A physician sees a patient at a hospital in New Orleans in the PBS series “Human: The World Within.” (Courtesy of Ben Cannon)

From your nervous system to your beating heart, your body is an enormous universe of cells, biological processes and hidden systems.

What’s it like in there? A PBS series takes you inside. “Human: The World Within” explores how the body’s internal systems power human lives, telling the personal stories of people around the world and explaining the science of what’s happening deep inside their bodies.

Narrated by Radiolab host Jad Abumrad, the six-part show combines scientific explanation and human interest. Each episode explores a different bodily system: the brain and nervous system, the heart and circulatory system, the human gut, the immune system, the senses, and the reproductive system.

Abumrad is an engaging storyteller, and he’s got plenty of material — bodies perform thousands of tasks every second, and their inner workings are astonishingly complex.
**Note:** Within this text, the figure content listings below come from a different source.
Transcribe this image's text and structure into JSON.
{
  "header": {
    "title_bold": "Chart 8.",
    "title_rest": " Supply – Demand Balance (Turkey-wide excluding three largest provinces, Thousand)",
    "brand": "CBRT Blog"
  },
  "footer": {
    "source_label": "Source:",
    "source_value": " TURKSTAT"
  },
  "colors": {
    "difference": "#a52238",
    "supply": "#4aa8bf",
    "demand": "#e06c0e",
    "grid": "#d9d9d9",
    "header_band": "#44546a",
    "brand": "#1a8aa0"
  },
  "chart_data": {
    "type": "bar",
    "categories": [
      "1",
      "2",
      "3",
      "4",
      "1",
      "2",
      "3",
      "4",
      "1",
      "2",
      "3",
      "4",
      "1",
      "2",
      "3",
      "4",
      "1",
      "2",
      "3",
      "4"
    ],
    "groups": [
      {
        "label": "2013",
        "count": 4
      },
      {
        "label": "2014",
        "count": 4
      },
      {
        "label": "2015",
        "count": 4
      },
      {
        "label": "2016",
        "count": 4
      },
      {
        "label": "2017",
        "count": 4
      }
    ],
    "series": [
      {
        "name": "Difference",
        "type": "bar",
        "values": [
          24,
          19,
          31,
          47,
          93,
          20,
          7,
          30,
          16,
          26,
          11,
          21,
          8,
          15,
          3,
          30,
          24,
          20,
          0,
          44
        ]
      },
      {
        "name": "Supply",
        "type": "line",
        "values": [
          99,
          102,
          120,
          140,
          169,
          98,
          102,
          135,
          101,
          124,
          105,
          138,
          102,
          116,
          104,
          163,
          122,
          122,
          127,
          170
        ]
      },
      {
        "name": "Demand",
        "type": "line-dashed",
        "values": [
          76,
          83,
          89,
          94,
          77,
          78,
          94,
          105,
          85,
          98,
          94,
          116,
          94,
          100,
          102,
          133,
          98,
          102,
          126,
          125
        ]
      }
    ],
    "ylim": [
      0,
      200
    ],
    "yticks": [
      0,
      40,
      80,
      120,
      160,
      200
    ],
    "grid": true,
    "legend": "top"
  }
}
The show is studded with scientific research and flashy graphics. But its true strength is in its humanity. In the episode on the gut, for example, the stories of a Navajo ultramarathoner and a Hindu faster raise and answer questions about how the body turns food into energy and what happens when that energy is taxed to its limits.

The result is surprisingly emotional, offering viewers a chance to marvel at processes and parts it’s easy to take for granted.

You may come to “Human” for a better understanding of, say, how the body’s immune system manages to stave off the threats presented by microorganisms such as viruses and bacteria. But you just might leave with an appreciation for the endless array of tasks, processes and parts that make you who you are.

Watch the series on Wednesdays at 10 p.m. Eastern. Check your local PBS station for listings.